Friday November 2, 2pm, Carslaw 173
University of Newcastle, School of Mathematical and Physical Sciences
Non-Parametric Density Estimates for Data Clustering, Visualisation, and Outlier Detection
Non-parametric density estimates are a useful tool for tackling different problems in statistical learning and data mining, most noticeably in the unsupervised and semi-supervised learning scenarios. In this talk, I elaborate on HDBSCAN*, a density-based framework for hierarchical and partitioning clustering, outlier detection, and data visualisation. Since its introduction in 2015, HDBSCAN* has gained increasing attention from both researchers and practitioners in data mining, with computationally efficient third-party implementations already available in major open-source software distributions such as R/CRAN and Python/SciKit-learn, as well as successful real-world applications reported in different fields. I will discuss the core HDBSCAN* algorithm and its interpretation from a non-parametric modelling perspective as well as from the perspective of graph theory. I will also discuss post-processing routines to perform hierarchy simplification, cluster evaluation, optimal cluster selection, visualisation, and outlier detection. Finally, I briefly survey a number of unsupervised and semi-supervised extensions of the HDBSCAN* framework currently under development along with students and collaborators, as well as some topics for future research.

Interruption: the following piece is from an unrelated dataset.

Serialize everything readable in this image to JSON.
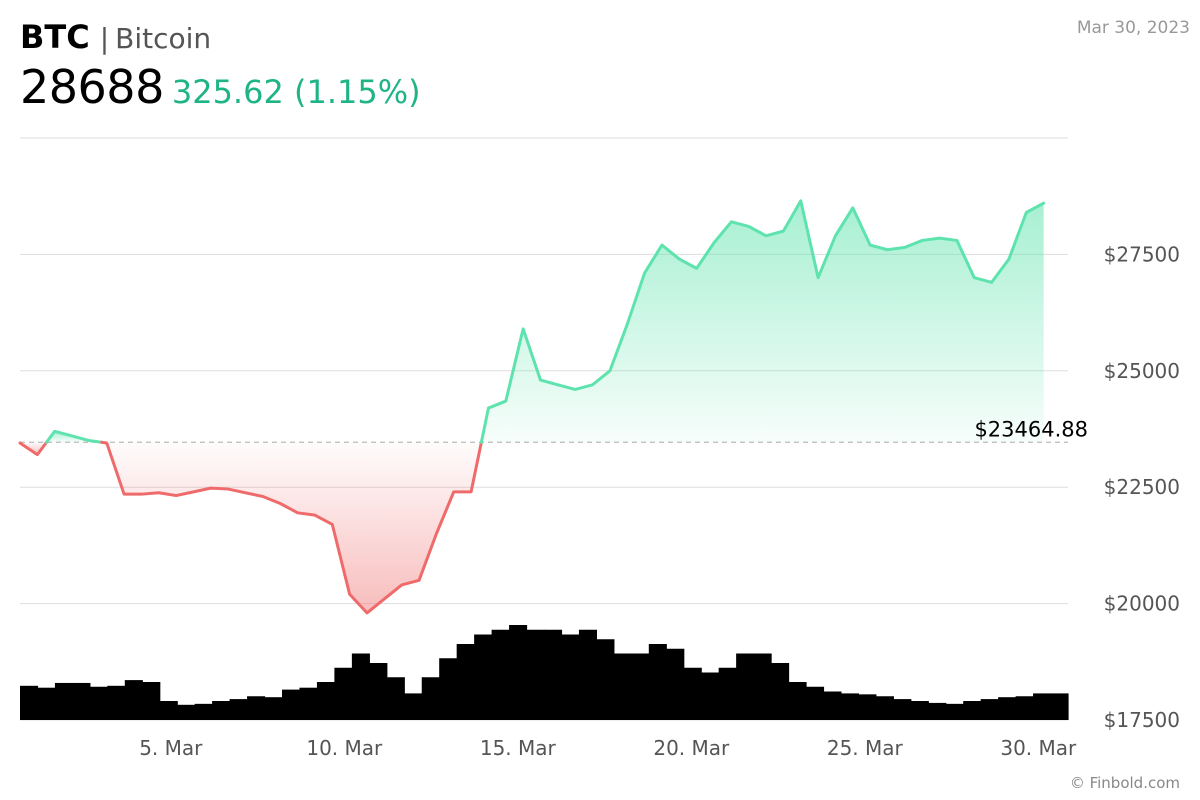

Prof. Ricardo Campello received his Bachelor degree in Electronics Engineering from the State University of São Paulo, Brazil, in 1994, and his MSc and PhD degrees in Electrical and Computer Engineering from the State University of Campinas, Brazil, in 1997 and 2002, respectively. Among other appointments, he was a Post-doctoral Fellow at the University of Nice, France (fall/winter 2002 - 2003), an Assistant/Associate Professor in computer science at the University of São Paulo, Brazil (2007 - 2016), and a Visiting Professor in computer science at the University of Alberta, Canada (2011 - 2013), where he is currently an Adjunct Professor (since 2017). Between 2016 and 2018 he was a Professor in applied mathematics, College of Science and Engineering, James Cook University (JCU), Australia, where he was co-responsible for the development of a professional Master of Data Science online programme. Currently he holds a position of Adjunct Professor at JCU. He is a Professor of data science within the discipline of statistics in the University of Newcastle, Australia, since July/2018.